The price of a gallon of gasoline today is more than $1 less than it was a year or so ago. The state gas tax hasn’t been increased for more than 20 years.
The state highway system is badly in need of a major overhaul. Just to complete the modernization of State Highway 13 between Rifle and Meeker will cost well in excess of $100 million, funds that will never be available under current funding scenarios.
Our great-grandchildren will still be driving over a dangerous highway not reconstructed since the 1940s.
Glenwood Springs will still be plagued with 50,000 vehicles a day over the city street called Grand Avenue. The obvious answer to this dilemma is a substantial increase in the state tax on gasoline, perhaps 25 cents a gallon.
People who drive the roads should pay for the cost of modernization and maintenance. That’s only fair. The increase will hardly be noticeable since even with an added tax, gas will still sell for less.
The federal gas tax, which was initiated in 1956 to provide funds for constructing the Interstate Highway System, should be abolished since that system was essentially finished in 1992, which is 23 years ago.

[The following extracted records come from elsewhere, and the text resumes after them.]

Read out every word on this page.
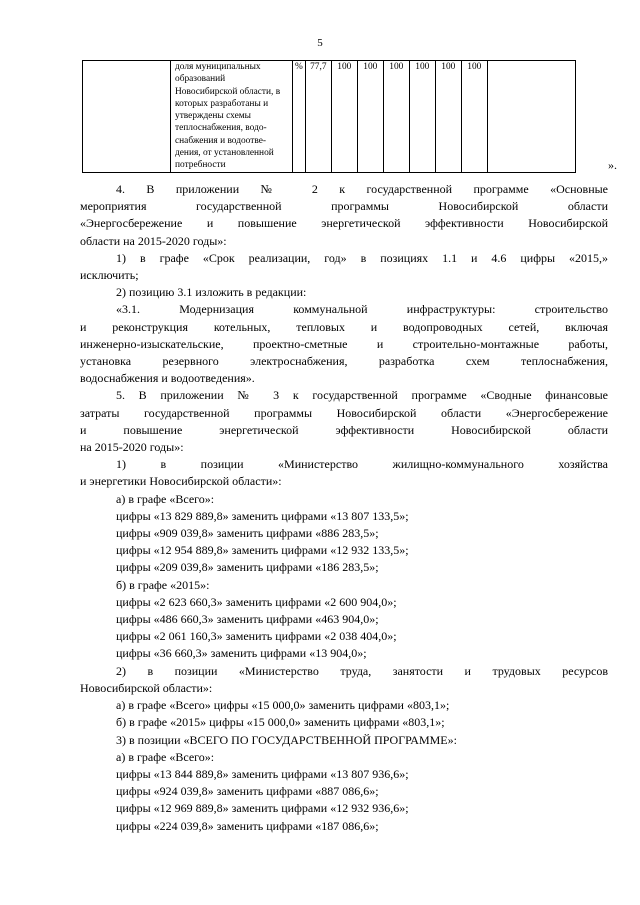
5
	доля муниципальных образований Новосибирской области, в которых разработаны и утверждены схемы теплоснабжения, водо-снабжения и водоотве-дения, от установленной потребности	%	77,7	100	100	100	100	100	100	
».

4. В приложении № 2 к государственной программе «Основные

мероприятия государственной программы Новосибирской области

«Энергосбережение и повышение энергетической эффективности Новосибирской

области на 2015-2020 годы»:

1) в графе «Срок реализации, год» в позициях 1.1 и 4.6 цифры «2015,»

исключить;

2) позицию 3.1 изложить в редакции:

«3.1. Модернизация коммунальной инфраструктуры: строительство

и реконструкция котельных, тепловых и водопроводных сетей, включая

инженерно-изыскательские, проектно-сметные и строительно-монтажные работы,

установка резервного электроснабжения, разработка схем теплоснабжения,

водоснабжения и водоотведения».

5. В приложении № 3 к государственной программе «Сводные финансовые

затраты государственной программы Новосибирской области «Энергосбережение

и повышение энергетической эффективности Новосибирской области

на 2015-2020 годы»:

1) в позиции «Министерство жилищно-коммунального хозяйства

и энергетики Новосибирской области»:

а) в графе «Всего»:

цифры «13 829 889,8» заменить цифрами «13 807 133,5»;

цифры «909 039,8» заменить цифрами «886 283,5»;

цифры «12 954 889,8» заменить цифрами «12 932 133,5»;

цифры «209 039,8» заменить цифрами «186 283,5»;

б) в графе «2015»:

цифры «2 623 660,3» заменить цифрами «2 600 904,0»;

цифры «486 660,3» заменить цифрами «463 904,0»;

цифры «2 061 160,3» заменить цифрами «2 038 404,0»;

цифры «36 660,3» заменить цифрами «13 904,0»;

2) в позиции «Министерство труда, занятости и трудовых ресурсов

Новосибирской области»:

а) в графе «Всего» цифры «15 000,0» заменить цифрами «803,1»;

б) в графе «2015» цифры «15 000,0» заменить цифрами «803,1»;

3) в позиции «ВСЕГО ПО ГОСУДАРСТВЕННОЙ ПРОГРАММЕ»:

а) в графе «Всего»:

цифры «13 844 889,8» заменить цифрами «13 807 936,6»;

цифры «924 039,8» заменить цифрами «887 086,6»;

цифры «12 969 889,8» заменить цифрами «12 932 936,6»;

цифры «224 039,8» заменить цифрами «187 086,6»;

The current main duty of the Federal Highway Administration (FHWA) is to collect federal fuel taxes and then redistribute that money back to the states using a formula not recognizing each state’s contribution to the Highway Trust Fund. Billions of dollars are spent in that process.
State highway agencies, staffed by competent professionals, no longer need oversight by a federal office. The role of the FHWA was important during the early days of highway development but now should be reduced to research and technical assistance to states.
As the federal gas tax is phased out over a period of, say, five years, states would have the prerogative to raise state taxes to make up for the loss of federal dollars.